When he meets Beverly — a decent if decidedly one dimensional Dakota Fanning — he’s instantly smitten. The movie makes it very clear that Flynn, at least initially, believed this fetching young gal was/is “of age”. Later, when he finds out she’s not, he swears undying affection, though it’s hard to see what they have in common besides libido.
The catalyst, then, is Beverly’s fame hungry mother, Florence (Susan Sarandon). Since this is a simpler time, she doesn’t see anything wrong with her child heading over to Flynn’s house for a late night “audition”. Later, when she learns what is really going on, she turns a telling blind eye, uneasy with her teen’s activities but sure they will lead to a career in pictures. There’s even a moment to sort-of back this up, as Flynn takes a meeting with Stanley Kubrick (Max Casella) to pitch Lolita with him in the lead and Beverly as the title temptress.
In the end, it’s the young woman who pays the price, as always.

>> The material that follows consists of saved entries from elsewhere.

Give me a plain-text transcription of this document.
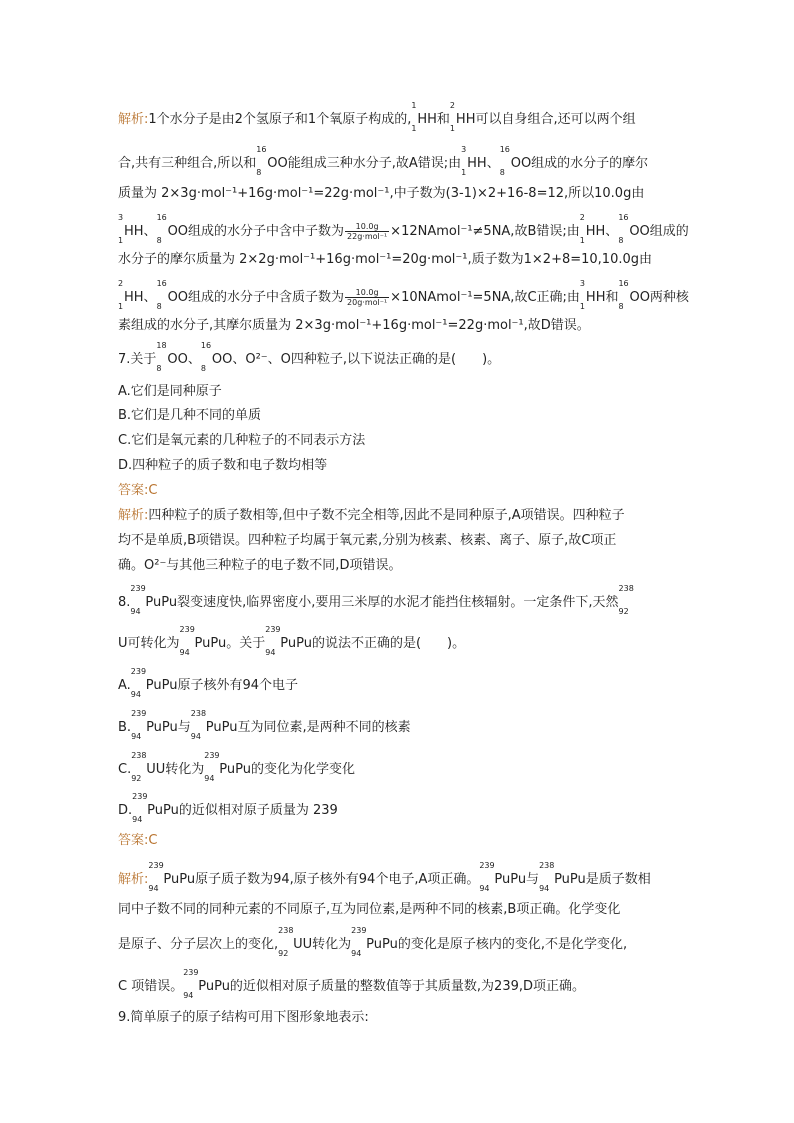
解析:1个水分子是由2个氢原子和1个氧原子构成的,
1
1
HH和
2
1
HH可以自身组合,还可以两个组
合,共有三种组合,所以和
16
8
OO能组成三种水分子,故A错误;由
3
1
HH、
16
8
OO组成的水分子的摩尔
质量为 2×3g·mol⁻¹+16g·mol⁻¹=22g·mol⁻¹,中子数为(3-1)×2+16-8=12,所以10.0g由
3
1
HH、
16
8
OO组成的水分子中含中子数为 $\frac{10.0g}{\text{22g·mol⁻¹}}$ ×12NAmol⁻¹≠5NA,故B错误;由
2
1
HH、
16
8
OO组成的
水分子的摩尔质量为 2×2g·mol⁻¹+16g·mol⁻¹=20g·mol⁻¹,质子数为1×2+8=10,10.0g由
2
1
HH、
16
8
OO组成的水分子中含质子数为 $\frac{10.0g}{\text{20g·mol⁻¹}}$ ×10NAmol⁻¹=5NA,故C正确;由
3
1
HH和
16
8
OO两种核
素组成的水分子,其摩尔质量为 2×3g·mol⁻¹+16g·mol⁻¹=22g·mol⁻¹,故D错误。
7.关于
18
8
OO、
16
8
OO、O²⁻、O四种粒子,以下说法正确的是(　　)。
A.它们是同种原子
B.它们是几种不同的单质
C.它们是氧元素的几种粒子的不同表示方法
D.四种粒子的质子数和电子数均相等
答案:C
解析:四种粒子的质子数相等,但中子数不完全相等,因此不是同种原子,A项错误。四种粒子
均不是单质,B项错误。四种粒子均属于氧元素,分别为核素、核素、离子、原子,故C项正
确。O²⁻与其他三种粒子的电子数不同,D项错误。
8.
239
94
PuPu裂变速度快,临界密度小,要用三米厚的水泥才能挡住核辐射。一定条件下,天然
238
92
U可转化为
239
94
PuPu。关于
239
94
PuPu的说法不正确的是(　　)。
A.
239
94
PuPu原子核外有94个电子
B.
239
94
PuPu与
238
94
PuPu互为同位素,是两种不同的核素
C.
238
92
UU转化为
239
94
PuPu的变化为化学变化
D.
239
94
PuPu的近似相对原子质量为 239
答案:C
解析:
239
94
PuPu原子质子数为94,原子核外有94个电子,A项正确。
239
94
PuPu与
238
94
PuPu是质子数相
同中子数不同的同种元素的不同原子,互为同位素,是两种不同的核素,B项正确。化学变化
是原子、分子层次上的变化,
238
92
UU转化为
239
94
PuPu的变化是原子核内的变化,不是化学变化,
C 项错误。
239
94
PuPu的近似相对原子质量的整数值等于其质量数,为239,D项正确。
9.简单原子的原子结构可用下图形象地表示:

She doesn’t see how her mother and her “boyfriend” are using her, manipulating her naiveté to aid in their own agenda.
Now, had The Last of Robin Hood the guts to really explore this relationship, to get down to the nasty nitty gritty and brass tacks of taking on a serial pedophile and his desire for post-pubescent companionship, we might have something. Instead, we wind up with a wholly less successful Hitchcock on our hands.
If you remember, that film wanted to argue that the late great Master of Suspense was a secret perv who lusted over headshots of unobtainable blonde starlets while suspecting his wife of having an affair — all while making the motion picture classic Psycho (talk about ambitious). What we got instead was a well meaning whitewash, a film where much of this is hinted at, but subsequently lost in a haze of half-baked characterization and flimsy cinematic psychology.

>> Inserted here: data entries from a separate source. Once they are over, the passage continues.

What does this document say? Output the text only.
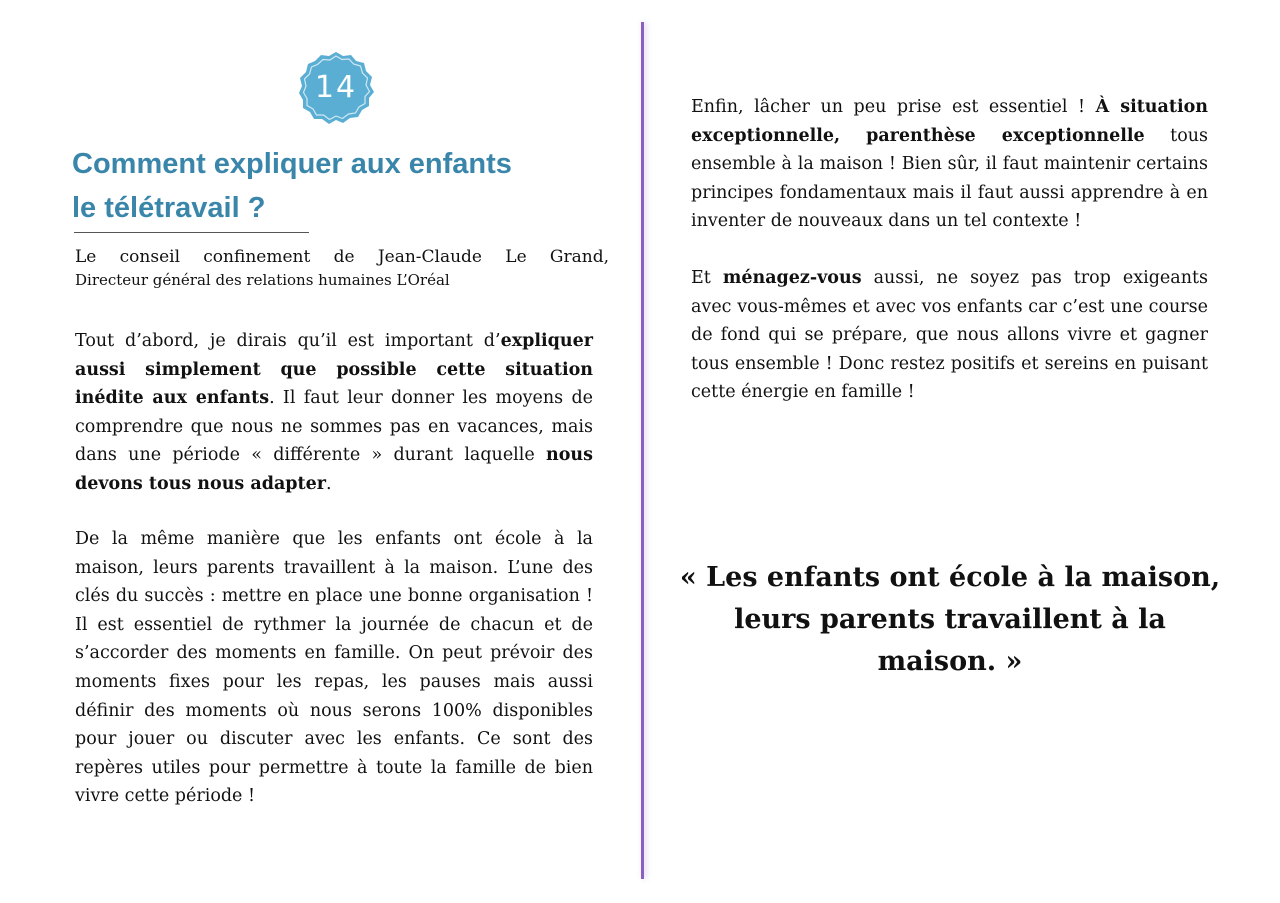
14
Comment expliquer aux enfants
le télétravail ?
Le conseil confinement de Jean-Claude Le Grand,
Directeur général des relations humaines L’Oréal

Tout d’abord, je dirais qu’il est important d’expliquer aussi simplement que possible cette situation inédite aux enfants. Il faut leur donner les moyens de comprendre que nous ne sommes pas en vacances, mais dans une période « différente » durant laquelle nous devons tous nous adapter.

De la même manière que les enfants ont école à la maison, leurs parents travaillent à la maison. L’une des clés du succès : mettre en place une bonne organisation ! Il est essentiel de rythmer la journée de chacun et de s’accorder des moments en famille. On peut prévoir des moments fixes pour les repas, les pauses mais aussi définir des moments où nous serons 100% disponibles pour jouer ou discuter avec les enfants. Ce sont des repères utiles pour permettre à toute la famille de bien vivre cette période !

Enfin, lâcher un peu prise est essentiel ! À situation exceptionnelle, parenthèse exceptionnelle tous ensemble à la maison ! Bien sûr, il faut maintenir certains principes fondamentaux mais il faut aussi apprendre à en inventer de nouveaux dans un tel contexte !

Et ménagez-vous aussi, ne soyez pas trop exigeants avec vous-mêmes et avec vos enfants car c’est une course de fond qui se prépare, que nous allons vivre et gagner tous ensemble ! Donc restez positifs et sereins en puisant cette énergie en famille !

« Les enfants ont école à la maison, leurs parents travaillent à la maison. »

The Last of Robin Hood does the same thing. It argues that Flynn may have been a cad, but he was a polite and charming cad… so… all is forgiven? There are probably hundreds of convicted child molesters sitting in jail wondering why their “nice guy” defense didn’t work. Either that, or they’re hoping someone invents a time machine so they can travel back to an era when society simply didn’t want to address most sex crimes.
Indeed, Glatzer and Westmoreland would have been far more successful exploring the cultural climate in Tinseltown during Flynn’s reign, a place where the bubble of celebrity allowed for all manner of lewd and lascivious acts. Instead, we get a Lifetime-lite treatment of something far more serious.
Which raises the question, what is exactly the point of The Last of Robin Hood? Is this a celebration of Flynn? A condemnation? A chance for Aadland to air her side of the story before passing away? (Glatzer and Westmoreland interviewed her extensively before her death in 2010.) Perhaps The Last of Robin Hood is an honest attempt to show how Flynn and his far younger flame really connected, how their love, while forbidden, was still sweet and overflowing with sentiment.
Whatever the reason, the film loses a whole lot in the translation. Even with Kline doing his best to bring out the bravado in Flynn’s disappearing fame, the movie seems to be missing something.
Or perhaps, the story understands its inability to make sense to a far more clued in and cautious post-modern audience. Without a hook, without a means of making the story something other than another typical older man/younger woman tale out of Hollywood, you’ve got to deal with the age difference. Better still, you have to acknowledge Flynn’s reputation. Had this story been shifted to the ’70s and the players recast as Roman Polanski and Samantha Gailey, the reaction would be nuclear. Granted, that infamous case was far more seedy than what Flynn did, but it still asks us to accept a pretty abhorrent relationship.
In the end, The Last of Robin Hood is relatively harmless. That is also its major narrative flaw, considering the subject matter.